Isn't dealing with a tire puncture on a Sunday — in an area in which there is no auto service/repair available from midday on Saturday until Monday morning — a great way to spend what passes for a weekend? At least it was a training opportunity for teaching one of the remoras how to change a tire...

  • The fun and games of figuring out politics in Southwest Asia just got even more fun as King Abdullah — in a speech borrowing more from his religious than his secular authority — proclaimed that women will be able to vote and run for office in Saudi Arabia. In 2015. How they're going to get to the polls in the first place, though, is another question, as there was no sign (and is no sign) that the ban on women driving will be relaxed or lifted. There's a further problem hidden in there, too: Some extreme interpretations of shari'a within the Wahhab tradition would require a woman's male guardian to give her explicit permission to vote... and tell her how to vote... and accompany her into the voting booth to ensure that she does so "correctly" if at all. And that explains why King Abdullah chose to rely upon his religious authority as much as his power as a secular ruler: He knows full well that the right to vote must also be accompanied by the opportunity to vote... as several of his many relatives were educated Over Here and can tell him all about our own civil rights movement. Juan Cole explains more from a purely realpolitik perspective.

    It's an advance, but must also be balanced against the silliness in Qumar Yemen, with its autocratic "president" who is now calling for elections (without promising to abide by them or stepping down to make them meaningful). Meanwhile, in the tradition of dictators-for-life everywhere (and Russian leadership for a thousand years), Putin is going to switch titles (again) next year. Hopefully, this time he'll at least make sure he switches his stationery at the same time... and anyone who thinks this isn't an element of the Southwest Asia nightmare hasn't been paying attention. Since the 1960s.

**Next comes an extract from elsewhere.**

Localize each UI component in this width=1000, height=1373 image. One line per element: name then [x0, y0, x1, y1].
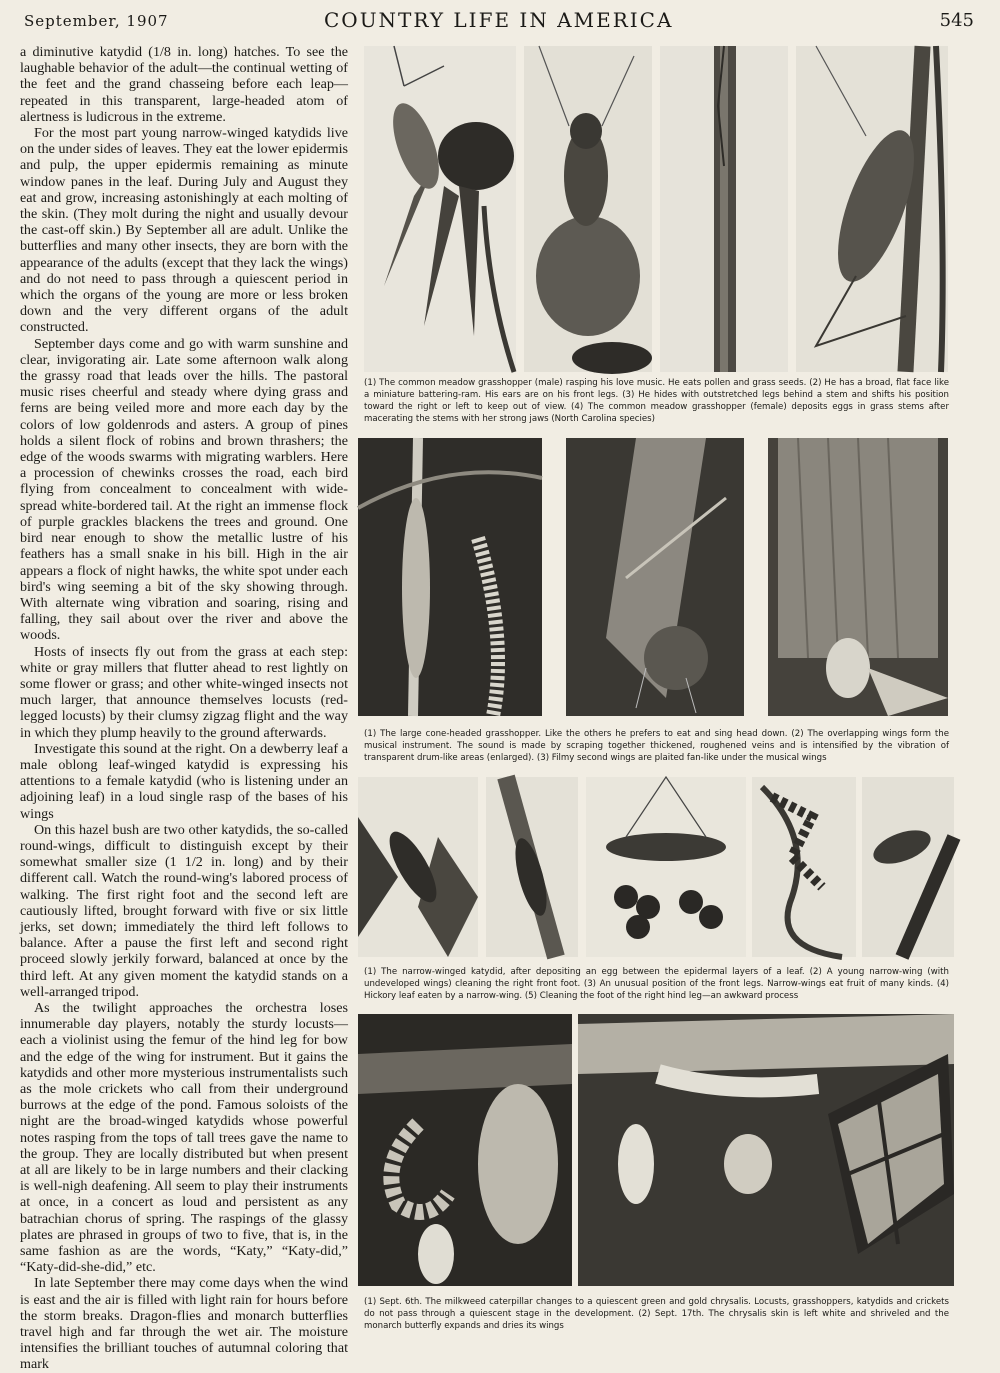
photo-meadow-grasshopper-male	[364, 46, 516, 372]
photo-cone-headed-grasshopper	[358, 438, 542, 716]
article-paragraph: On this hazel bush are two other katydids, the so-called round-wings, difficult to distinguish except by their somewhat smaller size (1 1/2 in. long) and by their different call. Watch the round-wing's labored process of walking. The first right foot and the second left are cautiously lifted, brought forward with five or six little jerks, set down; immediately the third left follows to balance. After a pause the first left and second right proceed slowly jerkily forward, balanced at once by the third left. At any given moment the katydid stands on a well-arranged tripod.	[20, 821, 348, 1000]
article-paragraph: For the most part young narrow-winged katydids live on the under sides of leaves. They eat the lower epidermis and pulp, the upper epidermis remaining as minute window panes in the leaf. During July and August they eat and grow, increasing astonishingly at each molting of the skin. (They molt during the night and usually devour the cast-off skin.) By September all are adult. Unlike the butterflies and many other insects, they are born with the appearance of the adults (except that they lack the wings) and do not need to pass through a quiescent period in which the organs of the young are more or less broken down and the very different organs of the adult constructed.	[20, 125, 348, 336]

  • On the one hand, Espresso's agreement to handle HarperCollins's backlist with its on-demand machines sounds like a neat way to keep things in print, doesn't it? On the other hand, it very well may (and, based on review of several particular instances, certainly does for those contracts) exceed the powers granted to HC under its license agreements with the respective authors. And then there's the antitrust aspect of the tying arrangement requiring stores to carry substantial amounts of the HC backlist in order to qualify... which will force material from smaller presses out of those stores for want of space and capital. Of course, PW isn't even hinting at that part of the story.
  • The EU has now mandated that copyright in the EU in musical performances will be extended from 50 to 70 years. As this Grauniad article notes, there's not much benefit for the vast majority of artists whose copyrights have been extended... because the directive completely ignores the business realities of the recorded-music segment of the entertainment industry. Just like almost all other aspects of European copyright theory.
  • An internet feline wonders about the viability of e-book libraries at the IPKat. This is, of course, the inquiry HathiTrust should have made before it started asserting that non-orphan works were orphans and therefore ripe for its own exploitation... leading to the interesting question of whether asserting that a non-orphan work is an orphan constitutes any kind of unfair trade practice or trademark dilution/disparagement, in addition to the ethical dimension of calling into question the research capabilities of an organization of research libraries.
  • Last for today, but far from least, I'm giving you a homework assignment: Go read a banned book for Banned Books Week. You'll be glad you did... and it'll piss off someone who needs to be pissed off, somewhere.